Con base en ese amplio poder y exaltación que le ha otorgado el Padre, la
orden para ellos incluye ir y hacer discípulos en todas partes
del mundo, bautizarlos en el nombre de la Trinidad divina y enseñarles todo lo
que Jesús había enseñado (19-20a). “Aquí Jesús, el Hijo de Dios resucitado, ya
no habla de una misión a Israel, sino que ordena a sus seguidores que hagan
discípulos de todas las naciones”.[7] El
horizonte de misión se había ampliado progresivamente a lo largo de todo el
evangelio, con señales, gestos y anticipos cada vez más claros, especialmente a
partir del cap. 13. Ahora, con el lanzamiento de la misión mundial en Galilea, queda
absolutamente claro que la fe en Jesús desplegará su capacidad de
universalización para inculturarse entre todos los pueblos de la tierra.

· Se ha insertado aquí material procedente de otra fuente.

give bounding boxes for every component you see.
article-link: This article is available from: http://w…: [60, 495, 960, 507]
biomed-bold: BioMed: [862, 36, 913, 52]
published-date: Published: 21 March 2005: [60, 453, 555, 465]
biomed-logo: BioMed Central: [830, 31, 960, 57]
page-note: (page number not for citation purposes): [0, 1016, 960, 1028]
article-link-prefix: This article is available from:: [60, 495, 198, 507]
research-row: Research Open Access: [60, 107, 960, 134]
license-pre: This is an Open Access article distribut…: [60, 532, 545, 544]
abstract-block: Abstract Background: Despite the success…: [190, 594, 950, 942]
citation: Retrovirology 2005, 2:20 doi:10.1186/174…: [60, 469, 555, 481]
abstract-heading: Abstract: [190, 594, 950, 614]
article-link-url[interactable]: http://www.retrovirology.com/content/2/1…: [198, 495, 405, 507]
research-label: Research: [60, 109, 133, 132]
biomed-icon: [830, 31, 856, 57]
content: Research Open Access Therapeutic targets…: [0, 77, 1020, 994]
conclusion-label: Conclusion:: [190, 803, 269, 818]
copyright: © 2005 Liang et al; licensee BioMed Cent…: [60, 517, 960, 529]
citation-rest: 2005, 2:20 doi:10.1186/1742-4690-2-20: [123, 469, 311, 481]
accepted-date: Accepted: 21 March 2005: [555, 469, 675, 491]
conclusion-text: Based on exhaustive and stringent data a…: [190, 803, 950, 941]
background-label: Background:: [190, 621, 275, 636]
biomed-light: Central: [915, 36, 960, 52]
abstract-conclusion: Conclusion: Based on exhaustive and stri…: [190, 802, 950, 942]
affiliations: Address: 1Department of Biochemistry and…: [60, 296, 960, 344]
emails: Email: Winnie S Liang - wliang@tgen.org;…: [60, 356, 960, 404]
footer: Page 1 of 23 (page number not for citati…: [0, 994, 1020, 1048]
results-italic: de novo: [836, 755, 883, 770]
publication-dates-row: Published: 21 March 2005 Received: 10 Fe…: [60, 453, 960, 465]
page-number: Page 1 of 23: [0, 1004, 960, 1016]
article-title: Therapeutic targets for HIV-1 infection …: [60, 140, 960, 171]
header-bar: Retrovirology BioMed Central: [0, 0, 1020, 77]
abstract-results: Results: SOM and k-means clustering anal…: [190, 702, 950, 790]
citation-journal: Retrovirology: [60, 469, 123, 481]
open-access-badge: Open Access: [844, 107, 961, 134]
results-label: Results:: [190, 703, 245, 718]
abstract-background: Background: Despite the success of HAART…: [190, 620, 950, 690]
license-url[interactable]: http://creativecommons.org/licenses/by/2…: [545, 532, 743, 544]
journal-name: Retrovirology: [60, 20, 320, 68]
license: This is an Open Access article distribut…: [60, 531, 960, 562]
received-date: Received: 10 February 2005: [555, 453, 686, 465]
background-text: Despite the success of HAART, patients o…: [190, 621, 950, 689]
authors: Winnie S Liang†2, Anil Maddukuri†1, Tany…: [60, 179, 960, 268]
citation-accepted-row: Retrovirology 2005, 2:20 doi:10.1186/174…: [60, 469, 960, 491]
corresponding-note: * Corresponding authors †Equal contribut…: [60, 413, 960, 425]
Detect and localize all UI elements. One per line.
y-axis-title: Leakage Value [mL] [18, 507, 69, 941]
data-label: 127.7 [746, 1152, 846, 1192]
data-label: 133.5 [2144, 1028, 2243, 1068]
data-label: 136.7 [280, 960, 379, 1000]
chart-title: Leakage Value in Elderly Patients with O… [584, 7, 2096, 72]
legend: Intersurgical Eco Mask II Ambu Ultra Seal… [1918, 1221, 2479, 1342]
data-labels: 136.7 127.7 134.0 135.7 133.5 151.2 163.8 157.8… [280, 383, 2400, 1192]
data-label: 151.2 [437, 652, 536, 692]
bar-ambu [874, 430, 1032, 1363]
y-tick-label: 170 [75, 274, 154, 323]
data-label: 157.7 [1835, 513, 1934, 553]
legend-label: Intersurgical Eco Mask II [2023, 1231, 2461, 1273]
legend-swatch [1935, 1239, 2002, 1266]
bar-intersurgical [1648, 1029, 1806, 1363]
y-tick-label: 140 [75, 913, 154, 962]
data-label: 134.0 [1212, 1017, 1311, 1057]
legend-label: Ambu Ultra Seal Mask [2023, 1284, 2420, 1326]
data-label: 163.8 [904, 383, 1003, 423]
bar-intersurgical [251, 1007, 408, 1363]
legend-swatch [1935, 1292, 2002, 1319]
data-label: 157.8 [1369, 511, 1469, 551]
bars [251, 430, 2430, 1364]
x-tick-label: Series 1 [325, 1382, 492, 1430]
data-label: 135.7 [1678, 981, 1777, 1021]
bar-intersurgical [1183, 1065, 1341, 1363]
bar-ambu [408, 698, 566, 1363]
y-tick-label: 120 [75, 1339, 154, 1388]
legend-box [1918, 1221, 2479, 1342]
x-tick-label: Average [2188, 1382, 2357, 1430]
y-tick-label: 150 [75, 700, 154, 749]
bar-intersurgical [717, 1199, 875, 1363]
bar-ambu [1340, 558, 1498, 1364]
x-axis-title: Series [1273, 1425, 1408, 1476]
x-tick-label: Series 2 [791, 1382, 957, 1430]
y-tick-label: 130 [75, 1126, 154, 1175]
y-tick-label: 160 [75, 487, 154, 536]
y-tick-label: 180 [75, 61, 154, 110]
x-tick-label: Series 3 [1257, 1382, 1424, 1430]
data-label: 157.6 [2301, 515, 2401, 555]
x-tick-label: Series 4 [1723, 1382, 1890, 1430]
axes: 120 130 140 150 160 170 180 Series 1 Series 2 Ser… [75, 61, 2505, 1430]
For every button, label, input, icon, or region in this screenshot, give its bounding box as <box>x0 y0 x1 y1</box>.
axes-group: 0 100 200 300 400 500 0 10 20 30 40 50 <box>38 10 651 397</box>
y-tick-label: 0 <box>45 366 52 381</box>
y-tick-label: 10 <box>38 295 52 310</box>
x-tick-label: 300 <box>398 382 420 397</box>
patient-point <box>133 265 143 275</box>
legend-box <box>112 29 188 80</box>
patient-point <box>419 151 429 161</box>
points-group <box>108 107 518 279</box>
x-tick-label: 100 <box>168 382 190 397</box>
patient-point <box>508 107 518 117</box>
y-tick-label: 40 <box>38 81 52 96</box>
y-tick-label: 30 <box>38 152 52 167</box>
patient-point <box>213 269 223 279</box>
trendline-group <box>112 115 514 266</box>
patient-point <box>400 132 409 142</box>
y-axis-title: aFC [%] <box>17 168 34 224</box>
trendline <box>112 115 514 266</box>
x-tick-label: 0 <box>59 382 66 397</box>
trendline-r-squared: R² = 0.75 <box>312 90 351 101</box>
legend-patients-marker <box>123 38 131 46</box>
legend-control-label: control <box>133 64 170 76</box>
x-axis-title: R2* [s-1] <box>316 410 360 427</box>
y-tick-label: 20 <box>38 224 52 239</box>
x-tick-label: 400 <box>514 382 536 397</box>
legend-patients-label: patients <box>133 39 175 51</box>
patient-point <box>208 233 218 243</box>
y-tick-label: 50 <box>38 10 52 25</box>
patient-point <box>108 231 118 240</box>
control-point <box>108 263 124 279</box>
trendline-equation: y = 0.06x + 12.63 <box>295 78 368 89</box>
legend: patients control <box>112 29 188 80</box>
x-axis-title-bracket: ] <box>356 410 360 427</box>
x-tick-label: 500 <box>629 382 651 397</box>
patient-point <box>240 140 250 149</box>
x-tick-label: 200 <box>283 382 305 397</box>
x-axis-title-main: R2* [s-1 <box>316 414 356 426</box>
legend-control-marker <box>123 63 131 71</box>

Empoderados por el Espíritu para un ministerio de dimensión escatológica, los
seguidores/as de Jesús conseguirán discipular a personas en todas las naciones
para realizar el anuncio antiguo hecho a Abraham.
La promesa final es la garantía absoluta de la compañía del Jesús
resucitado al realizar la misión encomendada: “Yo estaré siempre con ustedes,
hasta el fin del mundo” (20b). Así se cumplirá el contenido de su nombre,
Emmanuel: “Dios con nosotros” (1.23). Esa promesa es la que sostiene al pueblo
de Dios de todas las edades y fundamenta su labor misionera y de servicio al
mundo.
[1] Jesús Alejandro Ortiz Cotte, “El principio ‘Arimatea’”, en https://repositorio.iberopuebla.mx/bitstream/handle/20.500.11777/1868/El+principio+Arimatea.pdf;jsessionid=92B0C54ABD007281B9FA3061FB945AB0?sequence=1,
p. 1.
[2] Ídem.
[3] Ibid., p. 3. Énfasis agregado.
[4] J. Mateos y F. Camacho, Evangelio
de Mateo. Lectura comentada. Madrid, Ediciones Cristiandad, 1981, p. 285.
[5] Ibid., pp. 285-286.
[6] Ibid., p. 286.
[7] Jack Dean Kingsbury, Matthew: Structure, Christology, Kingdom. Minneapolis, Fortress Press, 1975, p. 73. Versión: LC-O.